Le clap de fin de l’Arras Film Festival a toujours le goût d’une mise en bière. On tombe le rideau en fête et en famille élargie sur 10 jours de curseurs poussés à leur incandescence. De nuits sans (beaucoup) de sommeil, de journées à ne pas voir le jour, de projections d’après interview d’après projections. Plus c’est long, plus c’est bon, plus l’estomac se creuse et la faim grandit. De l’autre, de la vie, et du cinéma, tout ça en même temps et sans avoir à choisir. Bref, une certaine idée du bonheur.
On l’avait écrit au premier jour, mais cette 24ème édition de l’AFF démarrait dans la morosité endeuillée qui règne depuis l’attentat qui frappa le lycée Gambetta le 13 octobre. Ça, ajouté à une météo atteinte d’une dysenterie diluvienne à faire passer Seven pour Les Bronzés, l’humeur générale était plus au Netflix and chill sous plaid les volets fermés. Mais comme l’a très bien dit le sage, « Le soleil, c’est dans la tête que ça se passe ». Et sur les grands écrans.
Parce qu’il y en a eu, du cinéma au cinéma durant cette édition. Du français, du bulgare, du slovaque, du polonais, national et international. Du jeune et du vieux, du live et de l’animé, des gifles qui marquent et des visages qui restent. Celui de l’actrice Éli Skorcheva dans Blaga’s Lesson de Stéphane Kondarev, et son plan final qui t’éclate la pupille et te griffe la conscience comme un Friedkin ou un Fincher. L’aller-retour de Vincent Pérez dans la mâchoire de Ridley Scott avec son Affaire d’Honneur qui envoie le Dernier Duel manger les acariens. Les bons mots de Chasse gardée et ses guinguettes à faire démarrer une chenille entre le siège de la salle. Le bœuf intercellule des taulards corses qui reprennent Julien Clerc dans la langue de Napoléon pour chanter la matonne Hafsia Herzi dans Borgo de Stéphane Demoustier. Wake Me de Marko Santic, et son réveil à la matraque. Laure Calamy qui s’ouvre la voix et les chakras sur du Booba dans Iris et les hommes de Caroline Vignal. Robert Guédigian, et son cinéma fatigué mais au cœur vaillant qui trinque au combat perpétuel dans Et la fête continue…. On en passe et des meilleurs, pardon pour les absents. On fera en sorte de leur rendre justice ultérieurement.

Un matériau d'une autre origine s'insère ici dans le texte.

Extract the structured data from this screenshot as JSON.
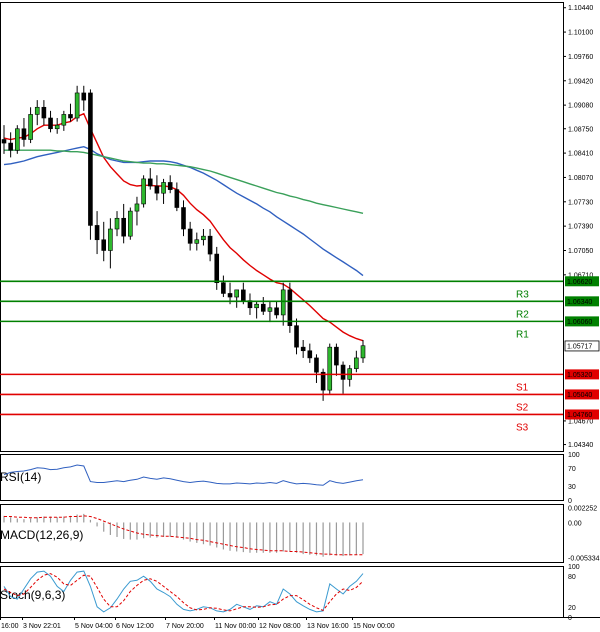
{
  "chart_data": [
    {
      "type": "candlestick",
      "symbol": "",
      "y_ticks": [
        "1.10440",
        "1.10100",
        "1.09760",
        "1.09420",
        "1.09080",
        "1.08750",
        "1.08410",
        "1.08070",
        "1.07730",
        "1.07390",
        "1.07050",
        "1.06710",
        "1.04670",
        "1.04340"
      ],
      "ylim": [
        1.0425,
        1.1052
      ],
      "current_price": "1.05717",
      "levels": [
        {
          "name": "R3",
          "value": 1.0662,
          "price_label": "1.06620",
          "color": "#008000"
        },
        {
          "name": "R2",
          "value": 1.0634,
          "price_label": "1.06340",
          "color": "#008000"
        },
        {
          "name": "R1",
          "value": 1.0606,
          "price_label": "1.06060",
          "color": "#008000"
        },
        {
          "name": "S1",
          "value": 1.0532,
          "price_label": "1.05320",
          "color": "#e00000"
        },
        {
          "name": "S2",
          "value": 1.0504,
          "price_label": "1.05040",
          "color": "#e00000"
        },
        {
          "name": "S3",
          "value": 1.0476,
          "price_label": "1.04760",
          "color": "#e00000"
        }
      ],
      "x_labels": [
        "16:00",
        "3 Nov 22:01",
        "5 Nov 04:00",
        "6 Nov 12:00",
        "7 Nov 20:00",
        "11 Nov 00:00",
        "12 Nov 08:00",
        "13 Nov 16:00",
        "15 Nov 00:00"
      ],
      "candles": [
        [
          1.086,
          1.088,
          1.084,
          1.0855
        ],
        [
          1.0855,
          1.087,
          1.0835,
          1.0845
        ],
        [
          1.0845,
          1.088,
          1.084,
          1.0875
        ],
        [
          1.0875,
          1.089,
          1.085,
          1.086
        ],
        [
          1.086,
          1.0905,
          1.0855,
          1.0895
        ],
        [
          1.0895,
          1.0915,
          1.088,
          1.0905
        ],
        [
          1.0905,
          1.0915,
          1.088,
          1.089
        ],
        [
          1.089,
          1.09,
          1.087,
          1.0875
        ],
        [
          1.0875,
          1.089,
          1.0868,
          1.088
        ],
        [
          1.088,
          1.09,
          1.0872,
          1.0895
        ],
        [
          1.0895,
          1.091,
          1.0885,
          1.089
        ],
        [
          1.089,
          1.0935,
          1.0885,
          1.0925
        ],
        [
          1.0925,
          1.0935,
          1.09,
          1.0915
        ],
        [
          1.0925,
          1.093,
          1.072,
          1.074
        ],
        [
          1.074,
          1.076,
          1.07,
          1.072
        ],
        [
          1.072,
          1.0745,
          1.069,
          1.0705
        ],
        [
          1.0705,
          1.075,
          1.068,
          1.0735
        ],
        [
          1.0735,
          1.076,
          1.0725,
          1.075
        ],
        [
          1.075,
          1.077,
          1.0715,
          1.0725
        ],
        [
          1.0725,
          1.0765,
          1.072,
          1.076
        ],
        [
          1.076,
          1.078,
          1.074,
          1.077
        ],
        [
          1.077,
          1.081,
          1.0765,
          1.0805
        ],
        [
          1.0805,
          1.082,
          1.079,
          1.0795
        ],
        [
          1.0795,
          1.081,
          1.0775,
          1.0785
        ],
        [
          1.0785,
          1.0805,
          1.077,
          1.08
        ],
        [
          1.08,
          1.081,
          1.0785,
          1.079
        ],
        [
          1.079,
          1.08,
          1.076,
          1.0765
        ],
        [
          1.0765,
          1.0775,
          1.0725,
          1.0735
        ],
        [
          1.0735,
          1.0745,
          1.0705,
          1.0715
        ],
        [
          1.0715,
          1.073,
          1.0705,
          1.072
        ],
        [
          1.072,
          1.0735,
          1.0712,
          1.0725
        ],
        [
          1.0725,
          1.0735,
          1.069,
          1.07
        ],
        [
          1.07,
          1.071,
          1.065,
          1.066
        ],
        [
          1.066,
          1.067,
          1.064,
          1.0645
        ],
        [
          1.0645,
          1.066,
          1.063,
          1.064
        ],
        [
          1.064,
          1.065,
          1.0625,
          1.065
        ],
        [
          1.065,
          1.066,
          1.063,
          1.0635
        ],
        [
          1.0635,
          1.0645,
          1.0615,
          1.0625
        ],
        [
          1.0625,
          1.0635,
          1.061,
          1.063
        ],
        [
          1.063,
          1.064,
          1.0615,
          1.062
        ],
        [
          1.062,
          1.0635,
          1.0605,
          1.0625
        ],
        [
          1.0625,
          1.0635,
          1.061,
          1.0615
        ],
        [
          1.0615,
          1.066,
          1.06,
          1.065
        ],
        [
          1.065,
          1.066,
          1.059,
          1.06
        ],
        [
          1.06,
          1.061,
          1.056,
          1.057
        ],
        [
          1.057,
          1.058,
          1.0555,
          1.0565
        ],
        [
          1.0565,
          1.0575,
          1.0548,
          1.0555
        ],
        [
          1.0555,
          1.056,
          1.052,
          1.0535
        ],
        [
          1.0535,
          1.054,
          1.0495,
          1.051
        ],
        [
          1.051,
          1.0575,
          1.0505,
          1.057
        ],
        [
          1.057,
          1.0575,
          1.053,
          1.0545
        ],
        [
          1.0545,
          1.055,
          1.0505,
          1.0525
        ],
        [
          1.0525,
          1.0545,
          1.0515,
          1.054
        ],
        [
          1.054,
          1.0565,
          1.0535,
          1.0555
        ],
        [
          1.0555,
          1.058,
          1.0548,
          1.0572
        ]
      ],
      "moving_averages": [
        {
          "name": "MA (fast)",
          "color": "#e00000",
          "values": [
            1.0862,
            1.086,
            1.0862,
            1.0863,
            1.0868,
            1.0875,
            1.088,
            1.088,
            1.088,
            1.0883,
            1.0885,
            1.0892,
            1.0896,
            1.0875,
            1.0855,
            1.0835,
            1.0822,
            1.0812,
            1.0802,
            1.0797,
            1.0795,
            1.0796,
            1.0796,
            1.0795,
            1.0795,
            1.0794,
            1.079,
            1.0782,
            1.0771,
            1.0762,
            1.0755,
            1.0746,
            1.0733,
            1.072,
            1.0709,
            1.0701,
            1.0692,
            1.0684,
            1.0677,
            1.0671,
            1.0665,
            1.066,
            1.0658,
            1.0652,
            1.0644,
            1.0636,
            1.0628,
            1.0619,
            1.061,
            1.0605,
            1.0598,
            1.0591,
            1.0586,
            1.0582,
            1.0579
          ]
        },
        {
          "name": "MA (medium)",
          "color": "#3060c0",
          "values": [
            1.0825,
            1.0826,
            1.0828,
            1.083,
            1.0833,
            1.0836,
            1.0838,
            1.084,
            1.0842,
            1.0844,
            1.0846,
            1.0848,
            1.085,
            1.0846,
            1.084,
            1.0836,
            1.0832,
            1.083,
            1.0828,
            1.0828,
            1.0828,
            1.0829,
            1.083,
            1.083,
            1.083,
            1.0829,
            1.0827,
            1.0824,
            1.0821,
            1.0817,
            1.0813,
            1.0808,
            1.0803,
            1.0797,
            1.0791,
            1.0785,
            1.078,
            1.0775,
            1.077,
            1.0764,
            1.0759,
            1.0752,
            1.0746,
            1.074,
            1.0734,
            1.0728,
            1.0721,
            1.0714,
            1.0707,
            1.0701,
            1.0695,
            1.0689,
            1.0683,
            1.0677,
            1.067
          ]
        },
        {
          "name": "MA (slow)",
          "color": "#3aa05a",
          "values": [
            1.0845,
            1.0845,
            1.0845,
            1.0845,
            1.0845,
            1.0845,
            1.0845,
            1.0845,
            1.0844,
            1.0844,
            1.0843,
            1.0843,
            1.0842,
            1.084,
            1.0838,
            1.0836,
            1.0834,
            1.0832,
            1.083,
            1.0829,
            1.0828,
            1.0827,
            1.0827,
            1.0826,
            1.0826,
            1.0825,
            1.0824,
            1.0823,
            1.0822,
            1.082,
            1.0818,
            1.0816,
            1.0813,
            1.081,
            1.0807,
            1.0804,
            1.0801,
            1.0798,
            1.0795,
            1.0792,
            1.0789,
            1.0786,
            1.0784,
            1.0781,
            1.0779,
            1.0776,
            1.0774,
            1.0771,
            1.0769,
            1.0767,
            1.0765,
            1.0763,
            1.0761,
            1.0759,
            1.0757
          ]
        }
      ]
    },
    {
      "type": "line",
      "name": "RSI(14)",
      "y_ticks": [
        "100",
        "70",
        "30",
        "0"
      ],
      "ylim": [
        0,
        100
      ],
      "series": [
        {
          "color": "#3060c0",
          "values": [
            55,
            60,
            62,
            63,
            66,
            70,
            69,
            66,
            67,
            70,
            72,
            76,
            74,
            40,
            38,
            38,
            40,
            42,
            40,
            43,
            45,
            50,
            47,
            45,
            48,
            46,
            43,
            40,
            38,
            40,
            41,
            39,
            36,
            35,
            35,
            37,
            36,
            35,
            37,
            36,
            38,
            36,
            42,
            38,
            35,
            36,
            35,
            33,
            32,
            42,
            38,
            36,
            39,
            42,
            44
          ]
        }
      ]
    },
    {
      "type": "bar",
      "name": "MACD(12,26,9)",
      "y_ticks": [
        "0.002252",
        "0.00",
        "-0.005334"
      ],
      "ylim": [
        -0.006,
        0.0028
      ],
      "histogram": [
        0.001,
        0.0008,
        0.0006,
        0.0005,
        0.0006,
        0.0008,
        0.0009,
        0.0009,
        0.0008,
        0.0009,
        0.001,
        0.0012,
        0.0013,
        0.0004,
        -0.0006,
        -0.0014,
        -0.0019,
        -0.0022,
        -0.0025,
        -0.0026,
        -0.0026,
        -0.0024,
        -0.0023,
        -0.0023,
        -0.0022,
        -0.0022,
        -0.0023,
        -0.0026,
        -0.0029,
        -0.0031,
        -0.0033,
        -0.0035,
        -0.0038,
        -0.0041,
        -0.0043,
        -0.0044,
        -0.0045,
        -0.0046,
        -0.0046,
        -0.0046,
        -0.0046,
        -0.0046,
        -0.0044,
        -0.0044,
        -0.0046,
        -0.0048,
        -0.0049,
        -0.005,
        -0.0052,
        -0.005,
        -0.005,
        -0.0051,
        -0.005,
        -0.0049,
        -0.0048
      ],
      "signal": {
        "color": "#e00000",
        "values": [
          0.0009,
          0.0009,
          0.0008,
          0.0008,
          0.0007,
          0.0007,
          0.0008,
          0.0008,
          0.0008,
          0.0008,
          0.0009,
          0.0009,
          0.001,
          0.0009,
          0.0006,
          0.0002,
          -0.0002,
          -0.0006,
          -0.001,
          -0.0013,
          -0.0016,
          -0.0018,
          -0.0019,
          -0.002,
          -0.0021,
          -0.0021,
          -0.0022,
          -0.0023,
          -0.0024,
          -0.0026,
          -0.0027,
          -0.0029,
          -0.0031,
          -0.0033,
          -0.0035,
          -0.0037,
          -0.0038,
          -0.004,
          -0.0041,
          -0.0042,
          -0.0043,
          -0.0043,
          -0.0043,
          -0.0044,
          -0.0044,
          -0.0045,
          -0.0046,
          -0.0047,
          -0.0048,
          -0.0048,
          -0.0049,
          -0.0049,
          -0.0049,
          -0.0049,
          -0.0049
        ]
      }
    },
    {
      "type": "line",
      "name": "Stoch(9,6,3)",
      "y_ticks": [
        "100",
        "80",
        "20",
        "0"
      ],
      "ylim": [
        0,
        100
      ],
      "series": [
        {
          "color": "#3a9ad0",
          "values": [
            60,
            40,
            35,
            55,
            75,
            88,
            90,
            80,
            60,
            50,
            72,
            88,
            90,
            60,
            20,
            10,
            18,
            35,
            55,
            70,
            72,
            80,
            70,
            55,
            48,
            40,
            25,
            15,
            12,
            15,
            20,
            18,
            12,
            10,
            15,
            25,
            20,
            15,
            22,
            20,
            30,
            25,
            55,
            45,
            30,
            22,
            15,
            10,
            12,
            65,
            55,
            45,
            60,
            70,
            85
          ]
        },
        {
          "color": "#e00000",
          "values": [
            55,
            48,
            42,
            45,
            58,
            72,
            82,
            85,
            78,
            65,
            62,
            72,
            82,
            80,
            58,
            35,
            20,
            20,
            32,
            50,
            62,
            72,
            75,
            70,
            60,
            50,
            40,
            28,
            18,
            14,
            15,
            18,
            17,
            14,
            12,
            16,
            20,
            20,
            19,
            20,
            24,
            25,
            35,
            42,
            42,
            34,
            25,
            18,
            13,
            30,
            45,
            55,
            52,
            58,
            70
          ]
        }
      ]
    }
  ]
}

Comme nous l’a dit la grande Agnieszka Hollande, à l’occasion de son Green Border qui vise le plexus en ligne presque droite : « Le cinéma n’est pas qu’un divertissement, c’est aussi une expérience ». C’est ce qu’on retiendra de cette 24èmeédition de l’Arras Film Festival : des films qui n’ont pas peur de secouer le spectateur et de lui coller un taquet derrière la nuque. Pas pour l’accabler où l’écraser sous le poids de la vie cette pute, mais au contraire pour lui faire RESSENTIR. Les choses, le monde, la présence de l’autre. Le mouvement des plaques tectoniques sous les pieds d’une planète qui change, parfois pour le pire mais surtout pour viser le meilleur. Le gout du combat devant et derrière la caméra, joyeux, vibrant et nécessaire. « La vie n’a de sens que dans la lutte. Le triomphe ou la défaite est entre les mains des Dieux. Alors célébrons la lutte ». « Ensemble », se permettra t-on d’ajouter à Stevie Wonder, et au proverbe Swahili qui ouvrait le Lorenzo de George Miller. C’est la leçon que l’on retiendra de cette édition 2023 l’Arras Film Festival : l’important c’est de se battre. Toujours tout le temps, sans discontinuer, le poing levé et en chantant à tue-tête. Dans la vie, comme au cinéma.